Axa’s Thomas on consumers, cash flow and retirement

One of the most celebrated equity managers in the UK, Nigel Thomas discusses everything from consumer stocks to the intellectual challenge of fund management.

Axa's Thomas on consumers, cash flow and retirement

|

Closure assurances

While Thomas has brushed aside the question of his retirement, wealth managers may also like to know that Axa is prepared to soft-close UK Select Opportunities should the fund become too big. A risk committee monitoring his performance has determined that £6.5bn will be the limit.

“I never thought I’d be running a fund bigger than M&G Recovery when I started in the City running a £2m fund,” says Thomas of his £3.7m UK All Companies peer.

“The City has changed a lot since I started here in 1979, and you have to adapt as you go along. Still, value has done badly against growth for the past 12 months and, if that mean regresses, I will not turn up to a client meeting and say ‘I’m a value investor this year, not a growth investor’.

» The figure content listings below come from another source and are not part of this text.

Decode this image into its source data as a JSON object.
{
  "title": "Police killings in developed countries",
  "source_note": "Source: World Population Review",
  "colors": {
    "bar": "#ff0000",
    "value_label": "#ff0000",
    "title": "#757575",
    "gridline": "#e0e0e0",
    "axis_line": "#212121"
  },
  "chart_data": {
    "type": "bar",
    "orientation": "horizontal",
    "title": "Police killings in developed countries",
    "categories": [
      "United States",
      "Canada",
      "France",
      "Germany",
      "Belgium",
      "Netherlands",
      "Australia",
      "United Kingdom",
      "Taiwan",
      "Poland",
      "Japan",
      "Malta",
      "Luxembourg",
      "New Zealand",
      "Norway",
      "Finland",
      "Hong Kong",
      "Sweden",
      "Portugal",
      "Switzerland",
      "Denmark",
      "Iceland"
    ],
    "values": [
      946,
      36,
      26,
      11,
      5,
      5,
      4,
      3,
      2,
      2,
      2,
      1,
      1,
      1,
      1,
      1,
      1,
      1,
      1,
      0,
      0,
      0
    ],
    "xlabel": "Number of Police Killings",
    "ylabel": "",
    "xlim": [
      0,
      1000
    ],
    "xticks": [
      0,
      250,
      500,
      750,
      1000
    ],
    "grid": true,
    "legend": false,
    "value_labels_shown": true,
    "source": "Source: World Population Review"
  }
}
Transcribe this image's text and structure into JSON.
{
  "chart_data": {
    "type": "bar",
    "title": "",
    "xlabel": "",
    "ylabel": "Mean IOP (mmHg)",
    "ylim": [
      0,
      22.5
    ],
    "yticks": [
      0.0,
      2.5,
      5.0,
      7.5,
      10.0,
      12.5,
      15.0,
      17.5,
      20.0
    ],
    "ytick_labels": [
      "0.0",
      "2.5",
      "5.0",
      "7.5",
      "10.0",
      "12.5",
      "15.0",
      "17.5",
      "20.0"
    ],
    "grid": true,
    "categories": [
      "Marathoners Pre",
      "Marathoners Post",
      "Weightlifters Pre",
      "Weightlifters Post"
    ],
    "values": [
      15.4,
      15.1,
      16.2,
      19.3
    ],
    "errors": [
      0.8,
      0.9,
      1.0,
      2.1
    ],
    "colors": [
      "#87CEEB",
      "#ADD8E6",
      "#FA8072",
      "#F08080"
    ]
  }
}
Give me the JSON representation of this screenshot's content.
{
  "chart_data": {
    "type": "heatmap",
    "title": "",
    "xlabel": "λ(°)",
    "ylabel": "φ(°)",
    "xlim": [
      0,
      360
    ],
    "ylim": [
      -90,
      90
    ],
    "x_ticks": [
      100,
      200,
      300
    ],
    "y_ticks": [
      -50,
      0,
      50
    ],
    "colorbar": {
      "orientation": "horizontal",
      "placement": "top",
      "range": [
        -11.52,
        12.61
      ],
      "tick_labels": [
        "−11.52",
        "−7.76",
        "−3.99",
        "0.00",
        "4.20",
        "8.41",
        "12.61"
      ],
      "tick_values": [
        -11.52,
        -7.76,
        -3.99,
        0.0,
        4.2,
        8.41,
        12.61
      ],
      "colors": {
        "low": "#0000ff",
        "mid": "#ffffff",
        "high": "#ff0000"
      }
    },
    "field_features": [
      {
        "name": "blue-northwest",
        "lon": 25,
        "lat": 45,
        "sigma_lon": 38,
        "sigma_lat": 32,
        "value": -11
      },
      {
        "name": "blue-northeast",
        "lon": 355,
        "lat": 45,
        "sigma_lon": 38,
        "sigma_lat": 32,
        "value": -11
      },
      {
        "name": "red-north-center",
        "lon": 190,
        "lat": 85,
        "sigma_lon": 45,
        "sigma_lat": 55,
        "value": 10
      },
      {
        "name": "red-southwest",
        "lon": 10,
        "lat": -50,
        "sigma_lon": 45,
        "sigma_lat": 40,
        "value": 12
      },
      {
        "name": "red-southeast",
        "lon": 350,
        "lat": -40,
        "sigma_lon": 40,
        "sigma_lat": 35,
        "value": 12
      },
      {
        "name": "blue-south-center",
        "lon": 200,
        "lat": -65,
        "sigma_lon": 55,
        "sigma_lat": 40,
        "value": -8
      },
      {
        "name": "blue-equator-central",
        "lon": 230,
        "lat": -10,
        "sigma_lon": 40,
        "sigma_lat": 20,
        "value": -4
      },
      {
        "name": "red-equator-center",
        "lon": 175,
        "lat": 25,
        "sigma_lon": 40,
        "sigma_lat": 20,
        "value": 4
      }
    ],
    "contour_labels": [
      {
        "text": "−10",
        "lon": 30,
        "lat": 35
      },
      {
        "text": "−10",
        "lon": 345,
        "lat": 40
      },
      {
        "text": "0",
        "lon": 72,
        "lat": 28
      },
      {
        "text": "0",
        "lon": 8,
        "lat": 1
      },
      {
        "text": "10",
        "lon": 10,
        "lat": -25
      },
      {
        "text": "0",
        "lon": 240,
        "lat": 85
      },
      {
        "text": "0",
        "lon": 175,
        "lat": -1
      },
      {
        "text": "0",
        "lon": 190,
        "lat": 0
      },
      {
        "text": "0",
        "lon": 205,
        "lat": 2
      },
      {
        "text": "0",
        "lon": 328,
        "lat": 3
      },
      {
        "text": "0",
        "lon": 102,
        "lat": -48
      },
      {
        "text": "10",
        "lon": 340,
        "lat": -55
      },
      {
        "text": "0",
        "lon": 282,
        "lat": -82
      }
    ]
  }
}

“There was a period in the second half of 2012 when value did much better than growth and I underperformed, mainly because of banks where I am always underweight.”

Selective tastes

A discussion on the merits of financials – or not as the case may be – is a conversation for another time. Still, I leave with the impression of a man who, while obviously well connected with corporates across the UK, remains very selective of what makes it into his portfolio of 66 stocks at present, and is keen to remain a long-term investor should management deliver on their promises.

Few stockpickers will garner the same kind of praise and platitudes as Thomas has during their careers but, in paraphrasing his own motto, things can indeed become different – and very quickly – but the best stick with their convictions.